It’s something that most of us do without thinking twice, but our ability to chew food may be thanks to an ancient fish, according to a new study.
Researchers say that chewing may have originated 380 million years ago in an ancient fish that could both bite and suck its prey.
Named Tiktaalik roseae, it was similar to the modern alligator gar, a freshwater fish found in the US.
Experts from the University of Chicago dug up its remains on Ellesmere Island in the Canadian Arctic and analysed the fossil to discover its place in Earth’s family tree.
It provides the first evidence that bite and chewing-based consumption originated in aquatic animals – and was later adapted by terrestrial descendants.
The ability changed the course of evolution on Earth – including humans – as eating raw meat is behind our comparatively small teeth and faces.
This is a CT-based cranial scan of the creature, showing the different elements that led researchers to believe they were among the first to feed by biting their prey
Tiktaalic was half-fish and half-tetrapod – four limbed animals that include humans and because of that, the creature has been dubbed a ‘fishpod’.
It had a flat skull reminiscent of an alligator’s and was ‘right at the cusp of the transition from life in water to life on land,’ said senior author Professor Neil Shubin.
Analysing its fossilised remains has shed fresh light on how key traits kick started life on Earth, said first author Dr Justin Lemberg, who added ‘water is different from air, being much denser and more viscous.’
He said: ‘This would have created unique problems for animals that were moving out of water and onto land for the very first time.’
Named Tiktaalik roseae, it was capable of both biting and sucking its prey – similar to the modern alligator gar (pictured), a freshwater fish found in the US. Stock image
This would have included challenges in locomotion, reproduction, maintaining homeostasis, sensory processing and, of course, feeding.
‘If you can’t feed yourself on land, how can you colonise it?,’ added Lemberg.
Tiktaalik was a cross between the primitive fish it lived amongst and the first tetrapods that helped colonise the land.
The iconic lobe finned fish was equipped for a life in water – and could also crawl on land, the team behind the discovery explained.
It had sharp teeth and reached up to nine feet, hunting in shallow seas and lakes.
Most marine vertebrates use ‘suction feeding’ to catch prey – expanding their skull laterally to stretch their mouth wider – called cranial kinesis.

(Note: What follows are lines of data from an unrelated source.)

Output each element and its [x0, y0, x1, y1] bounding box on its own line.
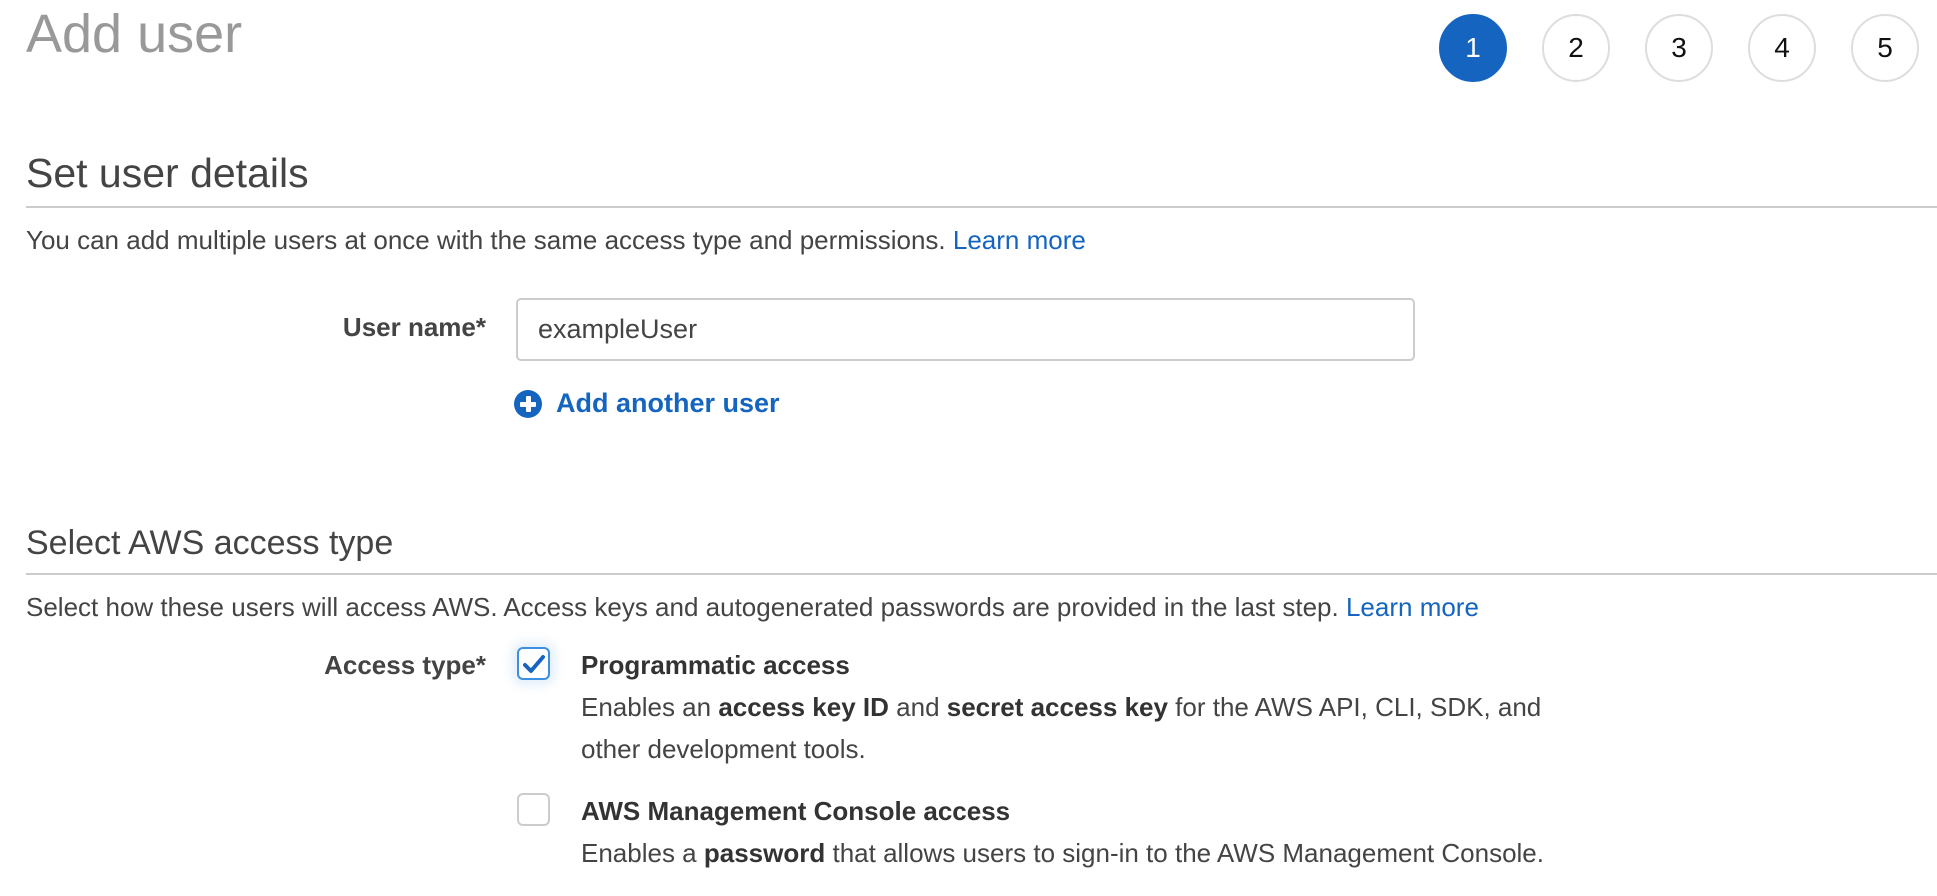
user-details-description: You can add multiple users at once with … [26, 223, 1086, 257]
step-3[interactable]: 3 [1645, 14, 1713, 82]
wizard-steps: 1 2 3 4 5 [1439, 14, 1919, 82]
section-title-user-details: Set user details [26, 150, 309, 196]
page-title: Add user [26, 4, 243, 64]
step-4[interactable]: 4 [1748, 14, 1816, 82]
console-access-checkbox[interactable] [517, 793, 550, 826]
plus-circle-icon [514, 389, 542, 418]
description-text: You can add multiple users at once with … [26, 225, 946, 255]
desc-text: other development tools. [581, 734, 866, 764]
section-title-access-type: Select AWS access type [26, 524, 394, 562]
access-type-label: Access type* [324, 650, 486, 680]
desc-text: for the AWS API, CLI, SDK, and [1167, 692, 1542, 722]
step-2[interactable]: 2 [1542, 14, 1610, 82]
programmatic-access-checkbox[interactable] [517, 647, 550, 680]
checkmark-icon [522, 654, 545, 673]
add-another-user-label: Add another user [556, 388, 780, 418]
divider [26, 573, 1937, 575]
desc-text: that allows users to sign-in to the AWS … [825, 838, 1544, 868]
step-5[interactable]: 5 [1851, 14, 1919, 82]
console-access-title: AWS Management Console access [581, 796, 1011, 826]
user-name-label: User name* [342, 312, 486, 342]
divider [26, 206, 1937, 208]
desc-text: and [888, 692, 947, 722]
desc-bold: access key ID [718, 692, 889, 722]
programmatic-access-title: Programmatic access [581, 650, 850, 680]
access-type-description: Select how these users will access AWS. … [26, 590, 1479, 624]
desc-bold: password [703, 838, 826, 868]
user-name-input[interactable] [516, 298, 1415, 361]
programmatic-access-description: Enables an access key ID and secret acce… [581, 686, 1541, 770]
learn-more-link[interactable]: Learn more [1346, 592, 1479, 622]
step-1[interactable]: 1 [1439, 14, 1507, 82]
description-text: Select how these users will access AWS. … [26, 592, 1339, 622]
desc-text: Enables a [581, 838, 704, 868]
desc-text: Enables an [581, 692, 719, 722]
learn-more-link[interactable]: Learn more [953, 225, 1086, 255]
console-access-description: Enables a password that allows users to … [581, 832, 1544, 874]
desc-bold: secret access key [946, 692, 1168, 722]
add-another-user-button[interactable]: Add another user [514, 388, 780, 419]
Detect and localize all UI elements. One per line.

Dr Lemberg said: ‘Suction feeding is ineffective on land, because it no longer works from a distance and is hard to create the pressure seal needed to draw something in.
‘So terrestrial vertebrates had to turn to other methods to capture prey, but the fossil evidence for how this happened is ambiguous, much more so than the transition from fin to limb.
‘We wanted to look specifically at the sutures in the T. roseae skull, where the bones fit together, to see if they could tell us how the skull was being used.’
Using advanced CT scans to analyse the skull in detail, the researchers identified the necessary ‘sliding joints’.
Prof Shubin said: ‘We discovered Tiktaalik in 2004 and at the time, prepared it with the classical methods, removing rock from the fossil grain by grain.’
Using CT scans they could create a 3D model and take each part of the skull out individually to see its shape and motion.
‘Using CT analysis transformed how we were able to think about the skull,’ said Shubin, who said there were similarities between the Tiktaalik and alligator gar.
The alligator gar is among the largest freshwater fish found in the US. It is seen as a ‘living fossil’ species as it retains similar characteristics to their earliest ancestors.
In 2019 the same US team found the alligator gar combined lateral snapping and suction while feeding. Previously, it was believed to only use the former.
Side-by-side comparison of Tiktaalik (top) and alligator gar (bottom) showing similarly shaped snouts that may suggest convergence in feeding strategies
Alligator gars are found in North and Central America and can reach 10-feet in length – and weigh more than 21 stone.
Despite their frightening appearance, they are not known to attack people – although the eggs are poisonous if eaten.
The similarities show Tiktaalik fed in the same way indicating biting and chewing emerged long ago – even before animals ever colonised land.
Prof Shubin said: ‘The thing that really stuns me is that every innovation, every invention used by tetrapods on land, originally appeared in some form in fish, including lungs, appendages, and now, feeding.’
Understanding the biology and behaviour of fishy ancestors like Tiktaalik helps explain our own anatomy and development.
Chewing skills of modern humans led to improved speech – and even boosted the size of the brain by increasing blood flow.
‘The neat thing about the water-to-land transition is it’s deeply personal to us,’ said Lemberg.
‘How did we get to where we are now, and what are some of the evolutionary quirks we’ve adapted to get here?’
For instance, the three bones that seem to move the most in Tiktaalik’s skull are those that would eventually become incorporated into the mammalian middle ear.
Dr Lemberg said: ‘Those three bones in Tiktaalik are what we use to hear sound. A little bit of cranial kinesis that’s maintained in modern mammals.’
The study is published in Proceedings of the National Academy of Sciences.